Rôle des sédiments argileux dans la corrosion des aciers au carbone
| Auteur / Autrice : | Daniel Calonnec |
| Direction : | Philippe Refait |
| Type : | Thèse de doctorat |
| Discipline(s) : | Sciences des matériaux |
| Date : | Soutenance en 2009 |
| Etablissement(s) : | La Rochelle |
Mots clés
Résumé
Nous avons étudié une électrode d’acier au contact de silice et d’argiles dans deux situations très différentes : le minéral est déposé sur l’électrode en donnant un comportement relativement désaéré ou il est en suspension dans un système mixte électrode tournante/convection forcée. Ces deux situations montrent que les minéraux utilisés (silice, argiles de types minéralogiques différents (chlorite, kaolinite, montmorillonite)) dans trois milieux différents (eau de mer artificielle) au potentiel de -0,62 V/ESC ont une action sur la corrosion qui peut être spécifique aux minéraux eux-mêmes dans une interaction de contact avec l’électrode ou d’interaction avec le milieu. Les dépôts montrent l’importance de l’effet barrière surtout en milieu carbonaté.

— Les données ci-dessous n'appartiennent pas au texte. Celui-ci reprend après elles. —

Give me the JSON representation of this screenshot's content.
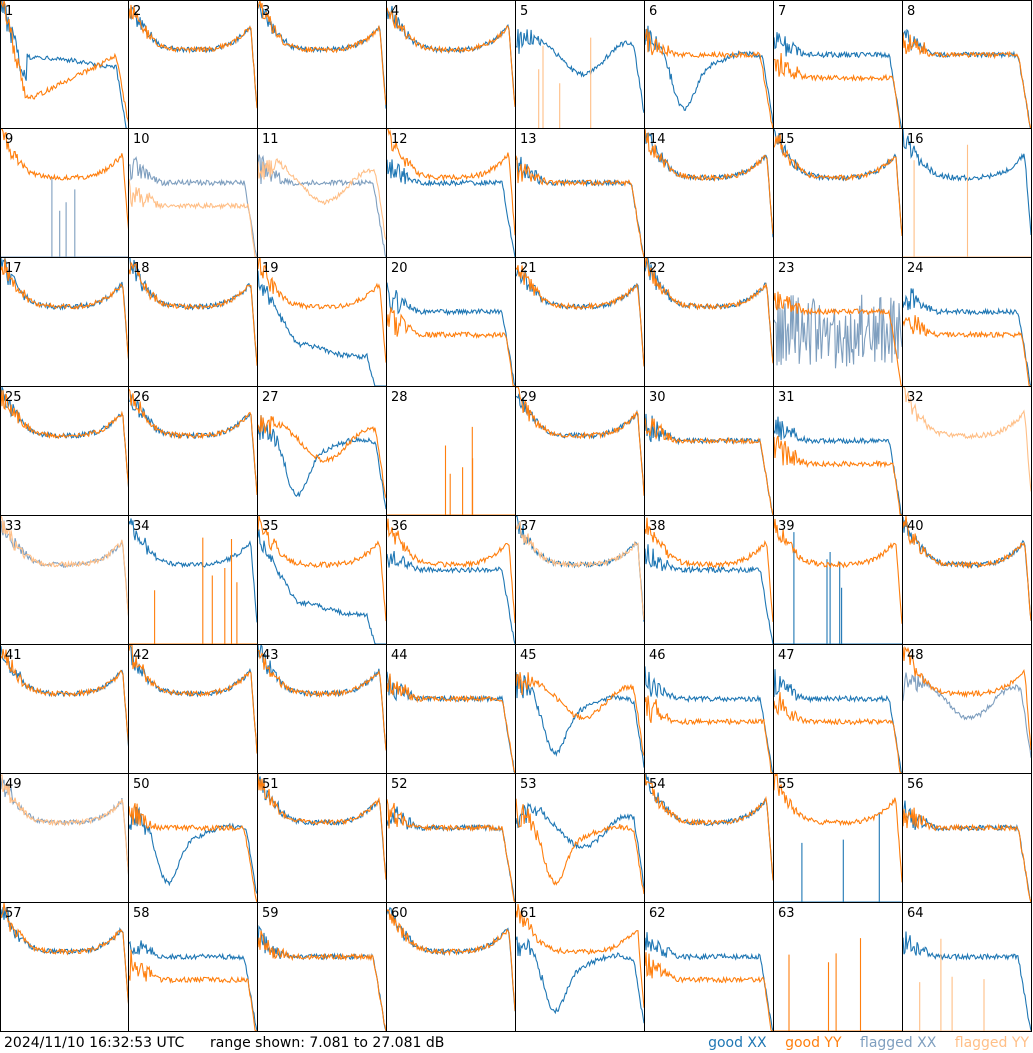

Nous avons constaté le rôle particulier de la chlorite favorisant la formation d’un dépôt bloquant de sidérite en milieu carbonaté, la formation de carbonate de magnésium issu de sa dégradation ou de la montmorillonite induisant la formation d’un film protecteur en milieu chloruré. La silice, dont l’affinité avec le fer est connue, et la kaolinite ne semblent pas avoir de comportement particulier. La piqûration en milieu chloruré sous dépôt après 20 h favorise la formation de produits chromés (-CrOOH). En suspension, les effets sont moindres et le minéral se comporte comme une perturbation de la solution. Les minéraux (silice, chlorite, montmorillonite) peuvent adhérer à l’électrode, la montmorillonite peut entraver la passivation en milieu carbonaté et la chlorite peut jouer un rôle de par sa dégradation dans l’électrolyte. La piqûration en milieu chloruré induit la libération d’ions chrome pouvant se substituer dans la magnétite ou l’hématite en donnant des oxydes fer-chrome. Enfin, la chlorite favorise la formation d’un dépôt calcomagnésien à un potentiel pourtant très proche du potentiel de corrosion, confirmant l’effet favorable, récemment observé, de la chlorite sur la déposition calcaire.